Partant de ce point, que la société est l’œuvre de l’homme, l’œuvre de la loi, les socialistes doivent en induire que rien n’existe dans la société, qui n’ait été ordonné et arrangé d’avance par le Législateur.

Donc, voyant l’Économie politique se borner à demander à la loi Justice partout et pour tous, Justice universelle, ils ont pensé qu’elle n’admettait pas la Fraternité dans les relations sociales.

Le raisonnement est serré. « Puisque la société est toute dans la loi, disent-ils, et puisque vous ne demandez à la loi que la justice, vous excluez donc la fraternité de la loi, et par conséquent de la société. »

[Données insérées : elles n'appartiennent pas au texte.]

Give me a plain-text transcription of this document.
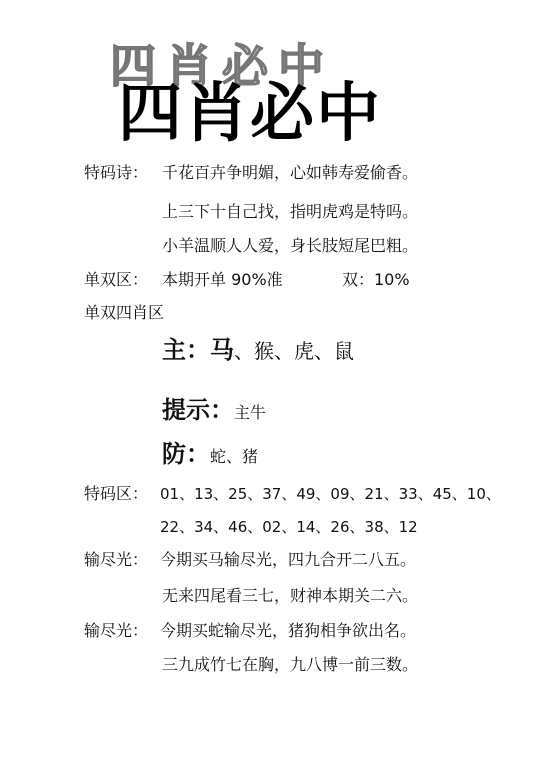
四肖必中
四肖必中
特码诗： 千花百卉争明媚，心如韩寿爱偷香。
上三下十自己找，指明虎鸡是特吗。
小羊温顺人人爱，身长肢短尾巴粗。
单双区： 本期开单 90%准	双：10%
单双四肖区
主：马、猴、虎、鼠
提示：主牛
防：蛇、猪
特码区： 01、13、25、37、49、09、21、33、45、10、
22、34、46、02、14、26、38、12
输尽光： 今期买马输尽光，四九合开二八五。
无来四尾看三七，财神本期关二六。
输尽光： 今期买蛇输尽光，猪狗相争欲出名。
三九成竹七在胸，九八博一前三数。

De là ces imputations de rigidité, de froideur, de dureté, de sécheresse, qu’on a accumulées sur la science économique et sur ceux qui la professent.

Mais la majeure est-elle admissible ? Est-il vrai que toute la société soit renfermée dans la loi ? On voit de suite que si cela n’est pas, toutes ces imputations croulent.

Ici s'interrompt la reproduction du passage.